Here’s a visual representation:

Awtry’s recommendations:
Map a basic funnel and the inflection points. What are the main stages of readership, and what causes someone to move to the next stage?
Identify the numbers at each stage. How many readers can you address? How are you addressing them?
5. Own first-party data like a product — because it is
When we have a relationship with readers, we can ask for preferences, habits, decisions, and connect to profiles, Awtry said. Readers get more control over their experience, and we can serve ads that better meet their needs.
Awtry cited newsletters as key here: They’re one of the richest sources of first-party data available. She also recommended:
Add a new intake process: save topic, follow author, etc.
Launch a six-week pilot from one expert (clear beat, “reply to” monitored).
Do a limited test of data enhancement — find out who your readers are.
6. Spin up small, repeatable events … with ROI
While not many who attended the Hub are currently focused on an events strategy, Awtry noted events can both engage and be a strong line of business. She said it’s essential to set goals and KPIs at the outset and to make sure you have the setup to build audience and capture leads.
Awtry’s advice to those who haven’t gone all-in on events:
Start small: Test out a live Q&A Webinar for subscribers with advance registration. Can be an interview, expert conversation, or editor chat. Close the loop with your attendees to track them.
Programme a 30-person roundtable (one tight topic, one newsroom host), add sponsor lead capture, and consider a regular cadence.
7. Mercilessly edit your KPIs
“Your goal is to have as few metrics as possible to steer you in the right direction,” Awtry said. “Too many operations democratize KPIs — and when there are 13 target numbers, there are zero target numbers.”

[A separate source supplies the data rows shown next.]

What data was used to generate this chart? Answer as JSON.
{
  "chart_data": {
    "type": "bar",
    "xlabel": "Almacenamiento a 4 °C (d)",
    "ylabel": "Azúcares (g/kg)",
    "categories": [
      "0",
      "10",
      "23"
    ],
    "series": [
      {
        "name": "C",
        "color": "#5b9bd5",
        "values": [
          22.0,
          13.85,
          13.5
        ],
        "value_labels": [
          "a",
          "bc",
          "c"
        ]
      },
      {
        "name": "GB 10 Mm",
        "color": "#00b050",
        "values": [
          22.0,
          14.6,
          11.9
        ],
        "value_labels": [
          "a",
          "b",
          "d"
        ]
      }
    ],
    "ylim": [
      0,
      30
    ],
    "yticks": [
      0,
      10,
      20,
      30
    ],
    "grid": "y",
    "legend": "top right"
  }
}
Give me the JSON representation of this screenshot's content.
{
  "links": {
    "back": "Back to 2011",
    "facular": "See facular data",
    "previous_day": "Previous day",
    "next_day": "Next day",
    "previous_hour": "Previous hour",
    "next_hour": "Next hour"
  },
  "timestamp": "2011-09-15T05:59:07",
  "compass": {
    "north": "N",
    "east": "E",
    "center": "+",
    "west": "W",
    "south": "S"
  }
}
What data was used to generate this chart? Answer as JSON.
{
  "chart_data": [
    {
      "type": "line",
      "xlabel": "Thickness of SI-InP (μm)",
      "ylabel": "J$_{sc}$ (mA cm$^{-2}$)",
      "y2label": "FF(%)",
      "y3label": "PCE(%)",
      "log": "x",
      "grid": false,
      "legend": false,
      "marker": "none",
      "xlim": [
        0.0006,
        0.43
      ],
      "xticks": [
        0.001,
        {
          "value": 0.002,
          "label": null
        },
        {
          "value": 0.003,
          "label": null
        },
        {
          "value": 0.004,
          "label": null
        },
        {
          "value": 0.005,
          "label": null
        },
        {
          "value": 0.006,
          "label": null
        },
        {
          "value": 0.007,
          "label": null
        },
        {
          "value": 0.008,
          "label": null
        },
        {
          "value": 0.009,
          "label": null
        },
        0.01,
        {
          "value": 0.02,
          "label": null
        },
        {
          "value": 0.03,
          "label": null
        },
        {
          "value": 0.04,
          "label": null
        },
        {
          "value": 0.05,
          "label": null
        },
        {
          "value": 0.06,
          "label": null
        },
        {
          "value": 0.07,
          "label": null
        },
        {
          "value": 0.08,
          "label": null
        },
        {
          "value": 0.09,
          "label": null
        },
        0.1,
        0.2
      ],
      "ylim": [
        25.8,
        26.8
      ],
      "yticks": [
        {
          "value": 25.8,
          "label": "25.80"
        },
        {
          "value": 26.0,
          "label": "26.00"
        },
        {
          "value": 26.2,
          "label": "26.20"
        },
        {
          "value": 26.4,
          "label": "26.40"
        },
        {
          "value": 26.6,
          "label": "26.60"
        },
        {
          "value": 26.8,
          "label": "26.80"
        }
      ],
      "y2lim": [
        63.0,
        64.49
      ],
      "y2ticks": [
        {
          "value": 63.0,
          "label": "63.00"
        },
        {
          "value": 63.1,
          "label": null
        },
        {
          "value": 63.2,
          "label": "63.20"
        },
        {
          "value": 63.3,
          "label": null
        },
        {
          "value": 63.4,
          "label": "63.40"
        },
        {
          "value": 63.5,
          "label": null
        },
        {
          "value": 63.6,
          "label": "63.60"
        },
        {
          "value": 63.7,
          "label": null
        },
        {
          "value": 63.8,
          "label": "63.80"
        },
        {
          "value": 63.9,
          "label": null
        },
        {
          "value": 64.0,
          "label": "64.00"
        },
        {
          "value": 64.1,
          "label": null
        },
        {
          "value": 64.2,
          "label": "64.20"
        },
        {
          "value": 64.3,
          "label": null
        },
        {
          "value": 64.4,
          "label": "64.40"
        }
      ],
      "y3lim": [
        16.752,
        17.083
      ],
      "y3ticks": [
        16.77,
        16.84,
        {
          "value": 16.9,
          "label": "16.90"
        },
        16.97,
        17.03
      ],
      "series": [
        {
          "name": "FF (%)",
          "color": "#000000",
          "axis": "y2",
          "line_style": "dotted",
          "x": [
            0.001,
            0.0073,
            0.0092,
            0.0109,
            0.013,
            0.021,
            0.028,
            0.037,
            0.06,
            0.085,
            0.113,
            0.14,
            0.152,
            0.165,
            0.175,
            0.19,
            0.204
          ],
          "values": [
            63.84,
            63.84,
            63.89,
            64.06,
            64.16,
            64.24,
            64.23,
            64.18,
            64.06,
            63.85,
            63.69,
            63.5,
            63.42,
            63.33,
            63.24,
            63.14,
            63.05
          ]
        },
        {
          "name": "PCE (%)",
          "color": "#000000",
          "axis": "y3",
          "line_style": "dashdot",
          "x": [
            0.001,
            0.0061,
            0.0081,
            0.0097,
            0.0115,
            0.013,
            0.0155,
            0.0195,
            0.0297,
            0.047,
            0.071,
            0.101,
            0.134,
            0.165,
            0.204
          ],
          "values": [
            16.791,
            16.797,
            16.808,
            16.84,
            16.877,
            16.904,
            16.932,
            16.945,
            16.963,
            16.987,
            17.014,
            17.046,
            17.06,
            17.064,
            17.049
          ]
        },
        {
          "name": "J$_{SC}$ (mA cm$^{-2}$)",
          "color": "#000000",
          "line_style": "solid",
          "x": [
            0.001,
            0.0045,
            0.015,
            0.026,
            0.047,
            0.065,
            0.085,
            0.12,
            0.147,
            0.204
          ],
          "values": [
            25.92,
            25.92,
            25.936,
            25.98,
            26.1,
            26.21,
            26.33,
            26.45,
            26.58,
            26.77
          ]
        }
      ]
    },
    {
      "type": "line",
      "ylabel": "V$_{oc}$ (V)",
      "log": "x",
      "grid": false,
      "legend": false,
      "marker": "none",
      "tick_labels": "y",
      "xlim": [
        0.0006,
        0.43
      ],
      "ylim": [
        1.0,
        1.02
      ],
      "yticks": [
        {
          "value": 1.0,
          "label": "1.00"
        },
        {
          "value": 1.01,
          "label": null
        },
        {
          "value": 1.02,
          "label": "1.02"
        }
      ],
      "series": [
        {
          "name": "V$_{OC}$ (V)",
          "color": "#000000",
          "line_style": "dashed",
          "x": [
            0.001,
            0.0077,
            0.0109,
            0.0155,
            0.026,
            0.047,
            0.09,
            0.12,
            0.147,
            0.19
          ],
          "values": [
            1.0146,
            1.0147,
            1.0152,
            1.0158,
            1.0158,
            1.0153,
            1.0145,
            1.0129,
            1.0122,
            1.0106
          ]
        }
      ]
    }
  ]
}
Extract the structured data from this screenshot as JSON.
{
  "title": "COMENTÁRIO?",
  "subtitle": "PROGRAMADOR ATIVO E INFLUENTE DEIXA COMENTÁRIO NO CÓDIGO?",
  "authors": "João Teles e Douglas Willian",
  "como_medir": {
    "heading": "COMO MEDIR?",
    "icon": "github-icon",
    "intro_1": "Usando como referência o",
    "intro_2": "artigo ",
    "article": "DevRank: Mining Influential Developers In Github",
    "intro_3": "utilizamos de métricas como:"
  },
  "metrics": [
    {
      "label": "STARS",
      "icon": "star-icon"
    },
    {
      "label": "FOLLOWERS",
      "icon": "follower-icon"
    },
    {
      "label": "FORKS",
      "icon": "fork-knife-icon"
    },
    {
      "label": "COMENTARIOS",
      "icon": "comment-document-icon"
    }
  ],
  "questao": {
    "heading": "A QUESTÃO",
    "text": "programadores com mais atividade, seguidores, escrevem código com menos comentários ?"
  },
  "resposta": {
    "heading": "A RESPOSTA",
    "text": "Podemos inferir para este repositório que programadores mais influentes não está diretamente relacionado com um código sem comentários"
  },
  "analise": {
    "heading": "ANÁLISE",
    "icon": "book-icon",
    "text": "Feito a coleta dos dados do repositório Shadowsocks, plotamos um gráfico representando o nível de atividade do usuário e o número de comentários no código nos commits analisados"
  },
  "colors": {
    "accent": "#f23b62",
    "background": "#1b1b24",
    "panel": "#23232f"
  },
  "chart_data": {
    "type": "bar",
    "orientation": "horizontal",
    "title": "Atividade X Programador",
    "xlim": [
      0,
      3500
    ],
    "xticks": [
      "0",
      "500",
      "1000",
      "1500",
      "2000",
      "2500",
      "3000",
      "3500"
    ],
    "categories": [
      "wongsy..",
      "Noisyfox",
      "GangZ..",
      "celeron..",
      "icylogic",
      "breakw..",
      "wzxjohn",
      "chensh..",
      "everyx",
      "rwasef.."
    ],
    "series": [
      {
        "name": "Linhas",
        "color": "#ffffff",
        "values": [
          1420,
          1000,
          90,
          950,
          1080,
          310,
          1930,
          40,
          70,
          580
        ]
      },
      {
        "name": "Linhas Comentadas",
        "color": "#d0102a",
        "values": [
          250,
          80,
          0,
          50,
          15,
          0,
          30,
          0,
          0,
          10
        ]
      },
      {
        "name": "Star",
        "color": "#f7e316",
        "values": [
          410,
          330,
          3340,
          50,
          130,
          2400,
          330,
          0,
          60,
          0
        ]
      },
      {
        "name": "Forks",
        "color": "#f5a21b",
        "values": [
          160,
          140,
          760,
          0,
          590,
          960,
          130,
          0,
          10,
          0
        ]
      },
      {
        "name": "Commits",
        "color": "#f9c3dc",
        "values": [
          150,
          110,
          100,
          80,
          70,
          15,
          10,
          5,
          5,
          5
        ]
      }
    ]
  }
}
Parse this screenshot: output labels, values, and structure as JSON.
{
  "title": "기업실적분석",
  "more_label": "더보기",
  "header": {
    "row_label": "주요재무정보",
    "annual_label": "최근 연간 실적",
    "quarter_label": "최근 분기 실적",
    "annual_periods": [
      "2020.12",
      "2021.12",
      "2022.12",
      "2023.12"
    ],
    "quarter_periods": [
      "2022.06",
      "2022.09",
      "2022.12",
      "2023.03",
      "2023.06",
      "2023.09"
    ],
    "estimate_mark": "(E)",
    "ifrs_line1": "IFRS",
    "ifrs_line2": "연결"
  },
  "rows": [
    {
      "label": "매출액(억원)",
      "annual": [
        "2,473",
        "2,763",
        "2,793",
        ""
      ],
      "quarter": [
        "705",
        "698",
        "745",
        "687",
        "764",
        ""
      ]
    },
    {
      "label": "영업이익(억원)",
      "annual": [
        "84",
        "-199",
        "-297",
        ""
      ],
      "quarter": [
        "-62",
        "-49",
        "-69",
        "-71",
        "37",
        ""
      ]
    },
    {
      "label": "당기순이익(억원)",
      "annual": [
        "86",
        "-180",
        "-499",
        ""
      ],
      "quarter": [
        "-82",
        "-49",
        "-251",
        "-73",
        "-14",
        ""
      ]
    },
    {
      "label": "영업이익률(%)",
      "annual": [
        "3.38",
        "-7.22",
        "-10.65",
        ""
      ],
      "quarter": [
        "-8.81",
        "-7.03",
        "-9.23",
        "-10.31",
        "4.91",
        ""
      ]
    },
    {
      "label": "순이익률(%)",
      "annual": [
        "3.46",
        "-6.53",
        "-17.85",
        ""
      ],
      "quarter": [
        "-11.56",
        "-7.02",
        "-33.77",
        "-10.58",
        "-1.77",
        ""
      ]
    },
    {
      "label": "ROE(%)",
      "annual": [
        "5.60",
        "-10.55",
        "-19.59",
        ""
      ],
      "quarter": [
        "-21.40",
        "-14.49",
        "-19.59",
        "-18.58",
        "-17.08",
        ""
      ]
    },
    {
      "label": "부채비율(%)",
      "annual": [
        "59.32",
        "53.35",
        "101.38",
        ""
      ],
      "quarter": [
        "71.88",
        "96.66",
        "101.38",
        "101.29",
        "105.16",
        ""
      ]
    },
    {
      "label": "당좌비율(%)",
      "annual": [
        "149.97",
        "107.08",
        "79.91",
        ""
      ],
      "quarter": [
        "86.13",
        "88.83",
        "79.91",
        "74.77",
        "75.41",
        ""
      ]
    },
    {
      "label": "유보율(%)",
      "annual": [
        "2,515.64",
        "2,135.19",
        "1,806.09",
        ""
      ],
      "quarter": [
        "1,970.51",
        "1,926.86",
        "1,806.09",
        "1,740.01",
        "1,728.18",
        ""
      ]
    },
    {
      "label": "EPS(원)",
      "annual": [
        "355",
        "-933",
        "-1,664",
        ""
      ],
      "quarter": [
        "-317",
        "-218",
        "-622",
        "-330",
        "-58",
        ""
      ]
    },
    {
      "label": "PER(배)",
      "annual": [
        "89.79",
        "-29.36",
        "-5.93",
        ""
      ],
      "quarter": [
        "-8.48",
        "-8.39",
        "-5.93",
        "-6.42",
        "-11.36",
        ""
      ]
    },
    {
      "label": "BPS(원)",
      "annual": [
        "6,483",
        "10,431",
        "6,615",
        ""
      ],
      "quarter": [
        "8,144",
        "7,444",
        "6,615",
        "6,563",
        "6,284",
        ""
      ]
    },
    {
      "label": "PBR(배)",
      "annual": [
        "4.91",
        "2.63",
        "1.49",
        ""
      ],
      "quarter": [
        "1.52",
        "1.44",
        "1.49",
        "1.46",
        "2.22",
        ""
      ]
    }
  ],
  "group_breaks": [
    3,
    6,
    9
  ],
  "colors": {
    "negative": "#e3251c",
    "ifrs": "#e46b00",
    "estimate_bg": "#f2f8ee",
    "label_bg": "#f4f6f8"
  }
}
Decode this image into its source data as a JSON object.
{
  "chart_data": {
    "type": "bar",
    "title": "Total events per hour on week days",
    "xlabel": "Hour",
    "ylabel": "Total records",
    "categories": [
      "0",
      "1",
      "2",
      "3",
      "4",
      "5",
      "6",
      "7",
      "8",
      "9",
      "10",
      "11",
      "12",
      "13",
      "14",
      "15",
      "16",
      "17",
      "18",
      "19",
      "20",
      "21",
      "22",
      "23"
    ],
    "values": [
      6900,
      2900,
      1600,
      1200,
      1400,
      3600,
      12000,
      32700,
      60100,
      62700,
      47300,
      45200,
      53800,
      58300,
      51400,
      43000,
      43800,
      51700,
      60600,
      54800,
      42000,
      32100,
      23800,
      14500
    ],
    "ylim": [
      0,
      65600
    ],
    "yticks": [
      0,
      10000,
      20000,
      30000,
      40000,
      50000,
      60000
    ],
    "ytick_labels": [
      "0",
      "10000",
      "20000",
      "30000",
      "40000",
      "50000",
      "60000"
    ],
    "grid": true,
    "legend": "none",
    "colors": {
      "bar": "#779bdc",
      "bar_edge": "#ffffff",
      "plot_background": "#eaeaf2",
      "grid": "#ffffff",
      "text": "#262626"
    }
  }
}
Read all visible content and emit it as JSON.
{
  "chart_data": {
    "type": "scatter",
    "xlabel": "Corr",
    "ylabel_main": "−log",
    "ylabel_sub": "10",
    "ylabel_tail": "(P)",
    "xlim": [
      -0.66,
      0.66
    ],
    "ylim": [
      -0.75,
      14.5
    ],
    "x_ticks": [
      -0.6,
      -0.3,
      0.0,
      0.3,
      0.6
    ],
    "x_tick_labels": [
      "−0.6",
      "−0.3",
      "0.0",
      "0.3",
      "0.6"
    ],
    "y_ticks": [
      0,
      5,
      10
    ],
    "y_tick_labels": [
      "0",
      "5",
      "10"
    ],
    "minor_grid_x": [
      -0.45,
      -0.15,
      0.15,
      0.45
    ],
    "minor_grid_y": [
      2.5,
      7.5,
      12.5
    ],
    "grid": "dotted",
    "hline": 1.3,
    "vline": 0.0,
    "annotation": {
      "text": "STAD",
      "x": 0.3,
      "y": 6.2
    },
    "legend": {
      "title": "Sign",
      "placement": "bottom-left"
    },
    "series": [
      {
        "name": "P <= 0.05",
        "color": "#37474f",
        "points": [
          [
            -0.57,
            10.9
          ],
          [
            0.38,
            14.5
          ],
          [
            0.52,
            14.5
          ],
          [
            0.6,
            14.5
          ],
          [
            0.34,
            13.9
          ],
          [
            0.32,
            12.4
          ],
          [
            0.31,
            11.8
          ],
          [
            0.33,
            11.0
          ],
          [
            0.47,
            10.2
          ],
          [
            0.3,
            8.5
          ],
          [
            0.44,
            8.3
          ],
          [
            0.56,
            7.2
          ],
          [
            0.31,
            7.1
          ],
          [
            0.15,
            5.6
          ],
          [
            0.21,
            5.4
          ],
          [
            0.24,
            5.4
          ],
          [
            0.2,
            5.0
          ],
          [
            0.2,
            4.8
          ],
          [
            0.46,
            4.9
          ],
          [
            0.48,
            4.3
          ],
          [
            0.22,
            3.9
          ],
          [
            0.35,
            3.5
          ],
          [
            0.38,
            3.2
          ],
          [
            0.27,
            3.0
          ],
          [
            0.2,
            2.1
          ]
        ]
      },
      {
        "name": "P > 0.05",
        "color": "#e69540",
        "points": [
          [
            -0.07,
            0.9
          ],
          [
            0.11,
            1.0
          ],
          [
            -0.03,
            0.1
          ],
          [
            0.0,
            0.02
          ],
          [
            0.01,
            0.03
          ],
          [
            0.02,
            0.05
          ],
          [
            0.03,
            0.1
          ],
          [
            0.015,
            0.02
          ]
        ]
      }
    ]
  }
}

She urged newsrooms to answer these questions:
Are they vanity metrics or do they matter?
Are these metrics built around your current or future business?
Are they built around trust and culture levels?
Using that same audience funnel, here’s a look at the potential KPIs:

If you remember one thing from the presentation, Awtry said, it’s this: “Never let a pageview be an end goal. Each view is an opportunity to connect with readers. What action do you want them to take next?”